More than 48,000 women could die from complications of pregnancy and childbirth in Yemen due to severe funding shortages and the possible closure of reproductive health facilities, amidst rising risks posed by COVID-19, said the UNFPA in a press release.

To save lives, the UNFPA is calling for urgent funding of 59 million dollars to provide life-saving reproductive health care and women’s protection services until the end of 2020. An additional 24 million dollars is needed for the COVID-19 response to protect health workers and women and girls accessing reproductive health services in the conflict-affected country, it said.

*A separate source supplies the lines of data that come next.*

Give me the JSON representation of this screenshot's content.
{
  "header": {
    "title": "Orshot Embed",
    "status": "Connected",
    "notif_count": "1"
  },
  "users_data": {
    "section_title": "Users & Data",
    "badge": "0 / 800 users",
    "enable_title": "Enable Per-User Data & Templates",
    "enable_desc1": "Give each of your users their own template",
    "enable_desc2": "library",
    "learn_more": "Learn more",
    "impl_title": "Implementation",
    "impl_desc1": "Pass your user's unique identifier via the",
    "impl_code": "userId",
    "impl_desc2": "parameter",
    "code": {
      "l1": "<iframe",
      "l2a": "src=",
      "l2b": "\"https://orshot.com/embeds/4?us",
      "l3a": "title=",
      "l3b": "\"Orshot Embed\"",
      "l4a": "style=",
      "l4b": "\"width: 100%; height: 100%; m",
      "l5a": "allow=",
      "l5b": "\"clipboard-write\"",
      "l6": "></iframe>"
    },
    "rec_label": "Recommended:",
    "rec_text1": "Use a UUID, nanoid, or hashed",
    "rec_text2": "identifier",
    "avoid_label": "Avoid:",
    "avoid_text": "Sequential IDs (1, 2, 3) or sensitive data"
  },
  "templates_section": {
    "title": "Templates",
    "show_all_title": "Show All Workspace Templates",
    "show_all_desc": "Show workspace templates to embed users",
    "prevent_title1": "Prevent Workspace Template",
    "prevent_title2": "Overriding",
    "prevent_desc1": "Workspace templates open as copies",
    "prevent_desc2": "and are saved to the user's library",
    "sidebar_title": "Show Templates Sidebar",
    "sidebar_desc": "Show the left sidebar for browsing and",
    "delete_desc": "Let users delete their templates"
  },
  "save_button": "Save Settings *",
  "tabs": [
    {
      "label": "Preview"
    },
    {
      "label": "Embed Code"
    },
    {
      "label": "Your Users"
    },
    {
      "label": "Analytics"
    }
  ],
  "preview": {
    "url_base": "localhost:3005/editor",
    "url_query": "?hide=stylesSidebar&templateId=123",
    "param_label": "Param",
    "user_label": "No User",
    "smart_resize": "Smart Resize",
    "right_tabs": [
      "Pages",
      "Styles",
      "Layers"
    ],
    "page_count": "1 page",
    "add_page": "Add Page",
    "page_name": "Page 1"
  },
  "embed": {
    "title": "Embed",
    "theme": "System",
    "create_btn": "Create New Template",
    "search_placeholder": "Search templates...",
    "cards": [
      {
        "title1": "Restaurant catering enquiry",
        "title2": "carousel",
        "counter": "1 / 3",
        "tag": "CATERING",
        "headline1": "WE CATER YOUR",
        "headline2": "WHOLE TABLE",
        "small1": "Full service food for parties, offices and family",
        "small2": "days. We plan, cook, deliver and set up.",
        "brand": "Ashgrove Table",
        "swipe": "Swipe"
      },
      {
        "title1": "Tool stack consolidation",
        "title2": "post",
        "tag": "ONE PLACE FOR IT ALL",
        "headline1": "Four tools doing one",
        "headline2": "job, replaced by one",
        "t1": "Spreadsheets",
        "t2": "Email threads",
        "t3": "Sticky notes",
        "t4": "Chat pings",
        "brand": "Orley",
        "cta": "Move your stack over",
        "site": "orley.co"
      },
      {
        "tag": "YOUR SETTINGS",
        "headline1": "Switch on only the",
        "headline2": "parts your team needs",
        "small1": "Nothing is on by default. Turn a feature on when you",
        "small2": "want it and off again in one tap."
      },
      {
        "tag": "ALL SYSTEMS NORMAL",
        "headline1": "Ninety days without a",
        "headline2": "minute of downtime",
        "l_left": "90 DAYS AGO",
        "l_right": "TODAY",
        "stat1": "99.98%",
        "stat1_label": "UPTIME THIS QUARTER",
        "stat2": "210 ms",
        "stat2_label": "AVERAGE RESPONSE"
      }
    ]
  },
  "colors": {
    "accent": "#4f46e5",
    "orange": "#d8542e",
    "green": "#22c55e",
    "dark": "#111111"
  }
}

As it stands now, nearly half of all health facilities in Yemen are not functioning or only partially functioning. Only 20 percent of health facilities provide maternal and child health services due to staff shortages, lack of supplies, inability to meet operational costs, or damage due to the conflict. Equipment and medical supplies are inadequate or obsolete. Health workers have not been paid, or have only been irregularly paid, in more than two years, said the UNFPA.

If the COVID-19 pandemic is prolonged, the number of women unable to access family planning, facing unintended pregnancies, gender-based violence and other harmful practices could skyrocket by millions of cases in the months ahead, it warned.

A severe funding shortage will force the UNFPA to halt the provision of life-saving reproductive health services in 140 health facilities in Yemen. If these facilities close, an estimated 320,000 pregnant women will be cut off from reproductive health services and more than 48,000 women could die of emergency obstetric complications, it said.